Symptoms – Thirst, unusually sunken eyes/cheeks, thick mucous, dry mouth, dark yellow/amber urine, low blood pressure, high heart rate (especially noticeable when resting). Symptoms will often occur in tandem with hyperthermia.
Treatment
* Cease physical activity and find a place to rest.
* Drink 0.5L of water over the next 30mins.
* Continue drinking until fluids have been sufficiently replenished and symptoms cease
.
* Be sure to not drink too much too quickly. If you become nauseous and vomit, the situation will become much worse.
* Treat for hyperthermia as necessary.
B. Hyponatremia (water intoxication)
Defenition – Hyponatremia is the condition of having a low blood sodium concentration. This is bad because osmotic pressure will cause water to enter brain cells, causing swelling. This swelling can become severe enough to cause cerebral haemorrhage and death.

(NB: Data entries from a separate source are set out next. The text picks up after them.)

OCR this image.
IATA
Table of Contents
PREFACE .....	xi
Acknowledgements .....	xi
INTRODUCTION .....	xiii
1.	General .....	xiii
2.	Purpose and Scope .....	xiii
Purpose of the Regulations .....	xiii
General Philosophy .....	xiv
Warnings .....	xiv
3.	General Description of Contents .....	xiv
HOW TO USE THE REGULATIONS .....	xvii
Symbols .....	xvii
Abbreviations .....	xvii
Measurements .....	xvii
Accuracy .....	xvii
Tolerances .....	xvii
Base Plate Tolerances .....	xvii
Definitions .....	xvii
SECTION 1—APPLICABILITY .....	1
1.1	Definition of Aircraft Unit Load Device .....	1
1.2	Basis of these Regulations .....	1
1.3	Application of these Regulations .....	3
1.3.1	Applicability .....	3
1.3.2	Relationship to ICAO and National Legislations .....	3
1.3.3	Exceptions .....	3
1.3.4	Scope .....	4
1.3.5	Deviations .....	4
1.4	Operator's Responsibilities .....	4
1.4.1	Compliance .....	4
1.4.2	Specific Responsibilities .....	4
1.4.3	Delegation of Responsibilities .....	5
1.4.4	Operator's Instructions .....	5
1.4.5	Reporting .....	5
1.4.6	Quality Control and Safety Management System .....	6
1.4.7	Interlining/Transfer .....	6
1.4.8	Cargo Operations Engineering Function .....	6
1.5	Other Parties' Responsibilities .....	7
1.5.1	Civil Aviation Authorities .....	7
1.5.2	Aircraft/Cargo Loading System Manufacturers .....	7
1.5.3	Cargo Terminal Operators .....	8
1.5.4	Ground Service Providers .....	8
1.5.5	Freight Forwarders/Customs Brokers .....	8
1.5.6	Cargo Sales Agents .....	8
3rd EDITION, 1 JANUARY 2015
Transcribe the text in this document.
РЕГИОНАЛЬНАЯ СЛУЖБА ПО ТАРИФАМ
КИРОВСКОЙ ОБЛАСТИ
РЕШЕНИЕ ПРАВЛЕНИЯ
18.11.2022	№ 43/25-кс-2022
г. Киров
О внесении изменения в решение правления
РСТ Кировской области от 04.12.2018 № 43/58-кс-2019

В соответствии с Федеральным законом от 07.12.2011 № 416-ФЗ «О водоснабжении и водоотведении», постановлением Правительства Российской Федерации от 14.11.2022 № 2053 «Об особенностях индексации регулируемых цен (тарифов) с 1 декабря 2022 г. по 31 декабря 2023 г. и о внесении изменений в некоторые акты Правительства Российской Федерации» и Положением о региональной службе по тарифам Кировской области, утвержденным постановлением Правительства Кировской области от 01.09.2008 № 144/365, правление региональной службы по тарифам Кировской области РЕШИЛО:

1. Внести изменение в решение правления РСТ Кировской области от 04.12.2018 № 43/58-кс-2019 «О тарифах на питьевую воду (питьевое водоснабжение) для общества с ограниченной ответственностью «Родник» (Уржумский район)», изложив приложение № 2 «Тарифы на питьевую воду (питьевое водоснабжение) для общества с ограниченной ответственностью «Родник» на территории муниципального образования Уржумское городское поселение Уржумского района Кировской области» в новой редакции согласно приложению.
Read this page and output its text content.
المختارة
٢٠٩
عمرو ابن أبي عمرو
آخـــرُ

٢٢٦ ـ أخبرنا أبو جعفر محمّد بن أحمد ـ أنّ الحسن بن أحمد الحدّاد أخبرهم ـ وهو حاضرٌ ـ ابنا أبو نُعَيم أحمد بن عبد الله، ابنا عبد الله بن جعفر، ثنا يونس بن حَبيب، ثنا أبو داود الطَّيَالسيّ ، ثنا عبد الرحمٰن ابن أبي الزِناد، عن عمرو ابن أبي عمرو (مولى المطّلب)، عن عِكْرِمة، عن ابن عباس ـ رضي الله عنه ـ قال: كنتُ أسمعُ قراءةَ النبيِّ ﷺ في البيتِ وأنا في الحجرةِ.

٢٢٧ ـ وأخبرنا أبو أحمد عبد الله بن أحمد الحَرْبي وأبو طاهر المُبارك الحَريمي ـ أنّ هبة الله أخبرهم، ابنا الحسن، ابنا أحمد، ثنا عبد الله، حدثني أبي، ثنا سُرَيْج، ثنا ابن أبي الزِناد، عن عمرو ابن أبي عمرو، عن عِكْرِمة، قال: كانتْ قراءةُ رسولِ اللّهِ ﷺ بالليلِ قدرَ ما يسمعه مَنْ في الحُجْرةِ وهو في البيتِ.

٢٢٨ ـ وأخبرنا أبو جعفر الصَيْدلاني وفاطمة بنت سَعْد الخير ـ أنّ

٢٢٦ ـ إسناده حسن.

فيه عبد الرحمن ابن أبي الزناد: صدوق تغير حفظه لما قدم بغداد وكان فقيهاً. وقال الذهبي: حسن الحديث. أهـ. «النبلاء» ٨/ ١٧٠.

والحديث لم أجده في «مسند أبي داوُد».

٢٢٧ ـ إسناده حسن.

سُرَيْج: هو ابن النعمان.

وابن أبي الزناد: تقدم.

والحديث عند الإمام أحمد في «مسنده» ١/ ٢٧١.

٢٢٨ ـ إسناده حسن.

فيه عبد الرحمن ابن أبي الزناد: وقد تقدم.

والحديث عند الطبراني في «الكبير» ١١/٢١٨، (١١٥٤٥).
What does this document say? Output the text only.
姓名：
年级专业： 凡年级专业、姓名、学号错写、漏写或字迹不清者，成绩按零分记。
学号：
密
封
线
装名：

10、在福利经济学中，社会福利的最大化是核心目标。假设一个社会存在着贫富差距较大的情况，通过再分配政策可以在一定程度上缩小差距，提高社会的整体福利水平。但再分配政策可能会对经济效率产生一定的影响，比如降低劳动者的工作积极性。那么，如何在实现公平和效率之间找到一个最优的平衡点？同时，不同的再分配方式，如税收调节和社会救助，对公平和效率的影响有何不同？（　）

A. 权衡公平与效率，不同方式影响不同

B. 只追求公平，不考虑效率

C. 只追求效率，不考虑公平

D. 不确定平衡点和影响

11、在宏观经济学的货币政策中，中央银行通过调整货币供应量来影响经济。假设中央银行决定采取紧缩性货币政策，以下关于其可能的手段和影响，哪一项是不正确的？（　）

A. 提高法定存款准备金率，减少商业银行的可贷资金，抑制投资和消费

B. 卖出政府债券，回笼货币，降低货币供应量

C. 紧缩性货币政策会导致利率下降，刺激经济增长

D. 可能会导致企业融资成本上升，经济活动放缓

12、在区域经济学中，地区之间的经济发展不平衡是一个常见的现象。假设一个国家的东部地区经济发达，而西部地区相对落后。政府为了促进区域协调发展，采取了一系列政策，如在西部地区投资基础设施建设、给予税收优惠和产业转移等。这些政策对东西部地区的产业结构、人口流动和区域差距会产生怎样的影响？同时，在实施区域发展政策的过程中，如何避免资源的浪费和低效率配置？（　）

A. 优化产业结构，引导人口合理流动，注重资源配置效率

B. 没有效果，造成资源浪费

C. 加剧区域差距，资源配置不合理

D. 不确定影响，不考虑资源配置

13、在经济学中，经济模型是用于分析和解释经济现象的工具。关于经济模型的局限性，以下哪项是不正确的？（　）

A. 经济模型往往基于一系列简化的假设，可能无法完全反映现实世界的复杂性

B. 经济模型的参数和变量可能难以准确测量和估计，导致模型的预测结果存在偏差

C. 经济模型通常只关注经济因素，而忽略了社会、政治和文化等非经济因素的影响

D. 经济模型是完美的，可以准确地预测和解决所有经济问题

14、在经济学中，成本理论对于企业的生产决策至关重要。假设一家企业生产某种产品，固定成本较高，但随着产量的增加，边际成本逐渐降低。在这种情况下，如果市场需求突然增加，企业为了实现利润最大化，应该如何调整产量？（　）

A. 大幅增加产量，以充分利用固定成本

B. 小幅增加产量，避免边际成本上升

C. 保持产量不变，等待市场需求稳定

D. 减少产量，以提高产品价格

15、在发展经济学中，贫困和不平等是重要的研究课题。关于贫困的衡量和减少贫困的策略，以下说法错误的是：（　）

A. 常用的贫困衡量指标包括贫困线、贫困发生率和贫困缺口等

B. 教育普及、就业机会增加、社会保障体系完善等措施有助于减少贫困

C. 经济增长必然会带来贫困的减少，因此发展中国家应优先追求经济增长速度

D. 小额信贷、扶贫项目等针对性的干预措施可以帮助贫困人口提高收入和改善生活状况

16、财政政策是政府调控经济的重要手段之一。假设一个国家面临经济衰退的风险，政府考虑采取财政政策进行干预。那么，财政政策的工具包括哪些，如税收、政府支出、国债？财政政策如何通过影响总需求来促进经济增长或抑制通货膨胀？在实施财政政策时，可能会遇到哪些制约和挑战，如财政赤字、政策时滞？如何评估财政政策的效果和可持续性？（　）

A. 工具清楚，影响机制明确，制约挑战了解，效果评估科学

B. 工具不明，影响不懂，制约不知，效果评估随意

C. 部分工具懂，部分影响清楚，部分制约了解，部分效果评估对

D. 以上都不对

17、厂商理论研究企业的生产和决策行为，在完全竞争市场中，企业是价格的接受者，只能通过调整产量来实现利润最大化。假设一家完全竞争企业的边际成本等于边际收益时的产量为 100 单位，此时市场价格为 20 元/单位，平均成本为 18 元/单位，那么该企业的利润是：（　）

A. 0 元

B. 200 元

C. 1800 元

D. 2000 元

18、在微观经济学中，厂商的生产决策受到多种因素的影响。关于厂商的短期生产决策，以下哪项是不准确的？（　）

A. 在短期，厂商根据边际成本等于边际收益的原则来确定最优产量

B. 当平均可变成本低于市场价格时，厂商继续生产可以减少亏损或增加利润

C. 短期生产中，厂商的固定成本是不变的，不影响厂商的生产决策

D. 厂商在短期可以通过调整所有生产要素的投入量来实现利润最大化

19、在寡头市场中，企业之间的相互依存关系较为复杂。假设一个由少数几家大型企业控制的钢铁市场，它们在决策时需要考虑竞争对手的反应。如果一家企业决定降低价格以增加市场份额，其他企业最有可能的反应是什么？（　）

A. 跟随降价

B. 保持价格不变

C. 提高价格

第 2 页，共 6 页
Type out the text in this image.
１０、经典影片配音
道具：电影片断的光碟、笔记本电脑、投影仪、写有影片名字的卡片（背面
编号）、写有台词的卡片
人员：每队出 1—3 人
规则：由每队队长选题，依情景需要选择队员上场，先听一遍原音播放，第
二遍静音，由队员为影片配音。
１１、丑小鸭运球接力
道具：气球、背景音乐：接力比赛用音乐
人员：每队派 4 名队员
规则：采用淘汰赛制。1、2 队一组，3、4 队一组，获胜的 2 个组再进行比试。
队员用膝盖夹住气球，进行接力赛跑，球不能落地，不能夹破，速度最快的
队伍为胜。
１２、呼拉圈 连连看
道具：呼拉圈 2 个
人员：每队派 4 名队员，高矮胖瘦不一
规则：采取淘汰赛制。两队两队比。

Causes – Excessive fluid intake or rapid loss of sodium. Rapid water intake in combination with excessive perspiration and/or vomiting will hasten the onset of hyponatremia.
Prevention – Consume fluids that contain sodium, or couple plain water with salty foods (crackers, pretzels, etc).
Symptoms – Muscle cramps/spasms, confusion, nausea, fatigue, pale skin, impaired response.
Treatment – For mild symptoms, consume sodium via salty foods or drinks (no, that doesn’t mean you can have a margarita).